Near-Optimal Hardware Design for Convolutional Neural Networks
This work addresses the need for efficient hardware in industrial AI applications, representing a novel architectural approach rather than an incremental improvement.
The study tackled the problem of low-power deep-learning hardware for industrial applications by proposing a novel special-purpose hardware architecture for convolutional neural networks, achieving 97% utilization of peak-multiplication capability and minimizing overhead components to approach an ideal performance-to-resource ratio.

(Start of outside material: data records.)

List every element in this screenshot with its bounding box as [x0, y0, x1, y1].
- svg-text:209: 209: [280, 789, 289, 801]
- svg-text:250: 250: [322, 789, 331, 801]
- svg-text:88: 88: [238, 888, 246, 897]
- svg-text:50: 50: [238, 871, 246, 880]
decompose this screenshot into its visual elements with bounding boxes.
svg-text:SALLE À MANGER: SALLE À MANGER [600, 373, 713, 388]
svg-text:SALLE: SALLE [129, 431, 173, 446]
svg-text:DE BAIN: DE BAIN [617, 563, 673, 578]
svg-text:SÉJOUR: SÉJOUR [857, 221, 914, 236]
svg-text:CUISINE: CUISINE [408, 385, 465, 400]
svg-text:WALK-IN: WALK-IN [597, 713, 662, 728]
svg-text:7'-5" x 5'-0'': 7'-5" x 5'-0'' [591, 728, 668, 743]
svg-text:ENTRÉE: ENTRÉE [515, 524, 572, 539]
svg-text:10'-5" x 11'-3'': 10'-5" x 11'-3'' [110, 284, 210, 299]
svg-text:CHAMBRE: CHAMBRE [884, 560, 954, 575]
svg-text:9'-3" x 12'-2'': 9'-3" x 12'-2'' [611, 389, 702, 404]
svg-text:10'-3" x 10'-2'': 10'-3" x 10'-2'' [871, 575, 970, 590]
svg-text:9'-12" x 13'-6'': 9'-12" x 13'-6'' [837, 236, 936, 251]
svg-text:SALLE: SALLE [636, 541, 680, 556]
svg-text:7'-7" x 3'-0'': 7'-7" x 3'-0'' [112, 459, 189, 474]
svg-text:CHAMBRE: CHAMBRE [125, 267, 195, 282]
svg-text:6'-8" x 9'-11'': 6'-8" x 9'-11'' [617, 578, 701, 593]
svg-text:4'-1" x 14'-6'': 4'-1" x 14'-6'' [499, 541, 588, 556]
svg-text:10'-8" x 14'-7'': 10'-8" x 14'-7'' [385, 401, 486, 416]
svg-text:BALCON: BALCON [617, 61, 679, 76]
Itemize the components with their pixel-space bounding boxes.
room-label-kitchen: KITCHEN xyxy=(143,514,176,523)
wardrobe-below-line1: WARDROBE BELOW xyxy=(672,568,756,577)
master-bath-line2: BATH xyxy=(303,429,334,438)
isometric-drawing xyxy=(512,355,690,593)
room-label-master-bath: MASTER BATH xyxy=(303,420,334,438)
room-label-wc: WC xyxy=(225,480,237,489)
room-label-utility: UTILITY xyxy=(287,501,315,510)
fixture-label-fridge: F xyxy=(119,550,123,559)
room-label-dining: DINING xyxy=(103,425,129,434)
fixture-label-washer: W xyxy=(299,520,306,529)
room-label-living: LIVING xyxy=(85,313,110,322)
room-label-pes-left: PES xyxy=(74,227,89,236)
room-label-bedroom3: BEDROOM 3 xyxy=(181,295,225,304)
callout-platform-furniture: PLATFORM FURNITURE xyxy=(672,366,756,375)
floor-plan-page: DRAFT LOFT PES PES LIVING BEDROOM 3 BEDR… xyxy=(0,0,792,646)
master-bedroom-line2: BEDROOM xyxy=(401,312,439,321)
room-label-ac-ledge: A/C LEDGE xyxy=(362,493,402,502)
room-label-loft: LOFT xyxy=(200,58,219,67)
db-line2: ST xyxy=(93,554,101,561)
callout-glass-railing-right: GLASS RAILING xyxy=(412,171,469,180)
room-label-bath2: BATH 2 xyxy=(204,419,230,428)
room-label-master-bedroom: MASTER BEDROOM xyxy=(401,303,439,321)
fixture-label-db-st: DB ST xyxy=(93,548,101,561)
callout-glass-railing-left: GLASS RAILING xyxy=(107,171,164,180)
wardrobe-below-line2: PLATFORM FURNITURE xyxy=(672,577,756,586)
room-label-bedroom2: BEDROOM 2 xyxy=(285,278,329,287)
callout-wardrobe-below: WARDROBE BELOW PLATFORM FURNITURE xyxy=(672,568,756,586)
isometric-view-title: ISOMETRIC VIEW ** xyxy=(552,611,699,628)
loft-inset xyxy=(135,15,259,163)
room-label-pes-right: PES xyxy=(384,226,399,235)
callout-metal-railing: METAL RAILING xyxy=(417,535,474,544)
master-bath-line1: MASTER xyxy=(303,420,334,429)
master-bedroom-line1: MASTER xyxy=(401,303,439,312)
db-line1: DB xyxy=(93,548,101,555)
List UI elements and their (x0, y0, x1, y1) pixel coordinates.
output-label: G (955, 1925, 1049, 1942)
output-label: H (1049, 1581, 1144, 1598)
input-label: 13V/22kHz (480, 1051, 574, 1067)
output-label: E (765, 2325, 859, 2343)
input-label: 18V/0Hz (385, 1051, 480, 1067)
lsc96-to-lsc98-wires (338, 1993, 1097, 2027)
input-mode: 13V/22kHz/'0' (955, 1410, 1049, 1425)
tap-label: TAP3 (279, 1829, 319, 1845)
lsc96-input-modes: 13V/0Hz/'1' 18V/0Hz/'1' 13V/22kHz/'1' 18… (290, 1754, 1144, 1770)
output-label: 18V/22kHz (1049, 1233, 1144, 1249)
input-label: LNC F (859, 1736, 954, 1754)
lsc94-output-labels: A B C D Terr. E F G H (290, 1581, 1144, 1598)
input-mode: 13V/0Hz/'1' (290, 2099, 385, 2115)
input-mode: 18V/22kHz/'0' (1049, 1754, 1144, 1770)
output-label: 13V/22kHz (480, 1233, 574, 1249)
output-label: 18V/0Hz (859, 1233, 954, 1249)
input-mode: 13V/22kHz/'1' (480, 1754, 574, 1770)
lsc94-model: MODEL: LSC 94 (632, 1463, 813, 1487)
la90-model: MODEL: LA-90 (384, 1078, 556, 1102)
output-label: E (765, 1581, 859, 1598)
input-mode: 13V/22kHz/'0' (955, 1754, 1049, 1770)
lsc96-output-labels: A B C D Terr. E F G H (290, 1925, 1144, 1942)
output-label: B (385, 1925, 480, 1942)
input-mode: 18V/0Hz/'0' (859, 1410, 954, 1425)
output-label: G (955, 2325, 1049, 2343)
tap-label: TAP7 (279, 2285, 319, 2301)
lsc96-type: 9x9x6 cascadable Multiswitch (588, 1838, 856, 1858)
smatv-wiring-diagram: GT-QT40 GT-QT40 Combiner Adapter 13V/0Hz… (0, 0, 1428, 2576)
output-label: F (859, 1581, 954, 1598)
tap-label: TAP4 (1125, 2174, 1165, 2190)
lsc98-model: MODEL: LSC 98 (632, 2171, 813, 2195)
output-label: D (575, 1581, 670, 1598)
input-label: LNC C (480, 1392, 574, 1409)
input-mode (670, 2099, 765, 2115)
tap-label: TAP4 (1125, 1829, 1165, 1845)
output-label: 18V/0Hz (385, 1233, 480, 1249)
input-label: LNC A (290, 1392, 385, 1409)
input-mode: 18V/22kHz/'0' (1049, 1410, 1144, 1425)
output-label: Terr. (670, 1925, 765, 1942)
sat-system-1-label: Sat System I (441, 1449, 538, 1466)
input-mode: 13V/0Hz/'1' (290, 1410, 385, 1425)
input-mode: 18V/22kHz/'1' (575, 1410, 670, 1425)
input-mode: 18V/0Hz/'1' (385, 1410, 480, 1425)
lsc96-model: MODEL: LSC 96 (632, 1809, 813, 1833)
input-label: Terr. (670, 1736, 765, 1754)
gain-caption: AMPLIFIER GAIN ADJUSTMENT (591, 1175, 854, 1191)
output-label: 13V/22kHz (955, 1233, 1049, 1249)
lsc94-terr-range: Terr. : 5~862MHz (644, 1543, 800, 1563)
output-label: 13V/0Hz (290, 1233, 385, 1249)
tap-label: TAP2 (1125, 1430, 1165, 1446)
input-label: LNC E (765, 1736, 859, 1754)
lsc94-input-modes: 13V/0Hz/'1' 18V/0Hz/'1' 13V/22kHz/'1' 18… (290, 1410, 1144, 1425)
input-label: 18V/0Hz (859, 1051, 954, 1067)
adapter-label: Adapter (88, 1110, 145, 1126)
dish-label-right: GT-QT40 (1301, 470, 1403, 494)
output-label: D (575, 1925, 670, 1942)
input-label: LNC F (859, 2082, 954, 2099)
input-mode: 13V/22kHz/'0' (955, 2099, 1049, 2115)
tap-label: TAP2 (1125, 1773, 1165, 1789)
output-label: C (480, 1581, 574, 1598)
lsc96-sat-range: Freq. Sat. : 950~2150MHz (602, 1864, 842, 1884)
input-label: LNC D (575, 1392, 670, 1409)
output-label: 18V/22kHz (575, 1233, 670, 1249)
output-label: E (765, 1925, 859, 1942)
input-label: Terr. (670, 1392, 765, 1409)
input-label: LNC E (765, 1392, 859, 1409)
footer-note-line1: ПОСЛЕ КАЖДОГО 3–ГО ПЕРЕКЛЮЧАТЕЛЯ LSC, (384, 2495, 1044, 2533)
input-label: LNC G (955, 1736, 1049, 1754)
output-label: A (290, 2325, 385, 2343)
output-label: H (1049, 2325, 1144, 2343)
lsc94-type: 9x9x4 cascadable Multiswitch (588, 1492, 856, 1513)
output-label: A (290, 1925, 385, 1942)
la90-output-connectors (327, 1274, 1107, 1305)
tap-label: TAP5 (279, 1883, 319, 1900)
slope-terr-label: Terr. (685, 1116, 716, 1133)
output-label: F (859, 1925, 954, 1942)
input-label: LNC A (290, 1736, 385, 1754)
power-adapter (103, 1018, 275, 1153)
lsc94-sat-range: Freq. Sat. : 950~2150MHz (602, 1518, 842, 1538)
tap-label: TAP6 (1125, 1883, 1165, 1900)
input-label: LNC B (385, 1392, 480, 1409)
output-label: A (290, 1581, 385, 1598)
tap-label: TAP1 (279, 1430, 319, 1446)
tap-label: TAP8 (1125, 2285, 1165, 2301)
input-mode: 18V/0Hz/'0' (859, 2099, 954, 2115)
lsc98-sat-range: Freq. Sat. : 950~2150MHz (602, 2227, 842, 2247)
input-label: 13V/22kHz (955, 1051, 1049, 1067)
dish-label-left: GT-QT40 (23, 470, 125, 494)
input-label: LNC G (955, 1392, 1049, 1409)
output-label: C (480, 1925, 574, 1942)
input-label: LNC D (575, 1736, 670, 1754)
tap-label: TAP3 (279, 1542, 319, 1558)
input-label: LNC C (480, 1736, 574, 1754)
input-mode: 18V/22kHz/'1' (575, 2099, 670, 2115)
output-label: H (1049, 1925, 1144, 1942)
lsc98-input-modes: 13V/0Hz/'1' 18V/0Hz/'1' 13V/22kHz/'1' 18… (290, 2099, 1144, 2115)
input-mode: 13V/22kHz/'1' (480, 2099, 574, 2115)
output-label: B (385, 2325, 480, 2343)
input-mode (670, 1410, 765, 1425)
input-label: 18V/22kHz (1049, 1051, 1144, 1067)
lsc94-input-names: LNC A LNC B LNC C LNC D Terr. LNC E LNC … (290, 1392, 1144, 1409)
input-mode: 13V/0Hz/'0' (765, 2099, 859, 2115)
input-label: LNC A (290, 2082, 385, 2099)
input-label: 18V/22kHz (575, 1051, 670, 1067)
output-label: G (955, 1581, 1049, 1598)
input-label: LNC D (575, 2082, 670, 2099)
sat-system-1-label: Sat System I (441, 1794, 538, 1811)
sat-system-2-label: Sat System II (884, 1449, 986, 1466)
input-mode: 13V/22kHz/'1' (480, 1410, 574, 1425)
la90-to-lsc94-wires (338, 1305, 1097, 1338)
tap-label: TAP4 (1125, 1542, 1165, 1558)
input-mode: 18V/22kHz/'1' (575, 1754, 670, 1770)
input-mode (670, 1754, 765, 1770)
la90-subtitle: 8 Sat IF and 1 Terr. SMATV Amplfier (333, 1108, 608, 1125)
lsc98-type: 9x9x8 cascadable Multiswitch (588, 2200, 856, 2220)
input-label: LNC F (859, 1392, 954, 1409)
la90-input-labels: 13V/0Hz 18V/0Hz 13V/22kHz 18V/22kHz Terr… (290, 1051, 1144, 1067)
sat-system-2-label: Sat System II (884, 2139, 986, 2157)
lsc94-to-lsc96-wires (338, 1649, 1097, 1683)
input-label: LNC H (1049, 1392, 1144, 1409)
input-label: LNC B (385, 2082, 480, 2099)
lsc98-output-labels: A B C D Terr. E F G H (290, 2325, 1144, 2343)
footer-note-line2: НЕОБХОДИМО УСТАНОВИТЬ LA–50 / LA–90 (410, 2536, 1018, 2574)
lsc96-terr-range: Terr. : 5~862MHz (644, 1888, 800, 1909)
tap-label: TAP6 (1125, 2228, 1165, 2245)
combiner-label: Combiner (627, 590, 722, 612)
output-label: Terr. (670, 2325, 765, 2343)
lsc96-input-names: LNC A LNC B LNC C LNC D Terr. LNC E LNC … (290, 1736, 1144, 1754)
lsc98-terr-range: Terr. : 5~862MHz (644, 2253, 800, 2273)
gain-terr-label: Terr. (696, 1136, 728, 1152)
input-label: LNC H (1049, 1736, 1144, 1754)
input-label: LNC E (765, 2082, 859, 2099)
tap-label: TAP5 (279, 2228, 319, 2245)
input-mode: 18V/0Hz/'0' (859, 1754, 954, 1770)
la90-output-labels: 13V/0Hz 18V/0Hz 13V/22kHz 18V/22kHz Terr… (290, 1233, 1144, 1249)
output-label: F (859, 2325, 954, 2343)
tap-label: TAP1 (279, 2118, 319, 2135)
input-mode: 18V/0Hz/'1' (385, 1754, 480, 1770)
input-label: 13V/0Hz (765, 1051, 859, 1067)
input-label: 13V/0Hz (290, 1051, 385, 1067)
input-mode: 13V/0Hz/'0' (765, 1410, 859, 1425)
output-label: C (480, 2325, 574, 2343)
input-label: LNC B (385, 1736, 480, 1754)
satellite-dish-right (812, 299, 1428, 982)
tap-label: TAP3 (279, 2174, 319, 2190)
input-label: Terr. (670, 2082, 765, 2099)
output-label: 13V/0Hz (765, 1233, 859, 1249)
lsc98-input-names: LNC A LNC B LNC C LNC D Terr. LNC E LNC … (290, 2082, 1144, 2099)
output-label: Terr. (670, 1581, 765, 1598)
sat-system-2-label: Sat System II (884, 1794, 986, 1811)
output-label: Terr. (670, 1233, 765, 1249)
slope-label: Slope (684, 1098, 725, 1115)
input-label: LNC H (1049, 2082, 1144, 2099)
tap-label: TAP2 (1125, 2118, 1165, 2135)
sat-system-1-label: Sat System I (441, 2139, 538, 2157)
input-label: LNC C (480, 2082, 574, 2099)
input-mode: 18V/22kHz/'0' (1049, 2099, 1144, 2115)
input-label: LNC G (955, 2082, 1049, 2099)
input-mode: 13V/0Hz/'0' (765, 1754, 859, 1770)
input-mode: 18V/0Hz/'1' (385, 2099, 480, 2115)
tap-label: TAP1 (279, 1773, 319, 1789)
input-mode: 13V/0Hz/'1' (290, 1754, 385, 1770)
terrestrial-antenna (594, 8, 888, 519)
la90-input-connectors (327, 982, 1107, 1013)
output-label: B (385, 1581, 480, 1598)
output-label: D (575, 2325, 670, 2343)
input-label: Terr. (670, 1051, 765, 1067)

Recently, the demand of low-power deep-learning hardware for industrial applications has been increasing. Most existing artificial intelligence (AI) chips have evolved to rely on new chip technologies rather than on radically new hardware architectures, to maintain their generality. This study proposes a novel, special-purpose, and high-efficiency hardware architecture for convolutional neural networks. The proposed architecture maximizes the utilization of multipliers by designing the computational circuit with the same structure as that of the computational flow of the model, rather than mapping computations to fixed hardware. In addition, a specially designed filter circuit simultaneously provides all the data of the receptive field, using only one memory read operation during each clock cycle; this allows the computation circuit to operate seamlessly without idle cycles. Our reference system based on the proposed architecture uses 97% of the peak-multiplication capability in actual computations required by the computation model throughout the computation period. In addition, overhead components are minimized so that the proportion of the resources constituting the non-multiplier components is smaller than that constituting the multiplier components, which are indispensable for the computational model. The efficiency of the proposed architecture is close to an ideally efficient system that cannot be improved further in terms of the performance-to-resource ratio. An implementation based on the proposed hardware architecture has been applied in commercial AI products.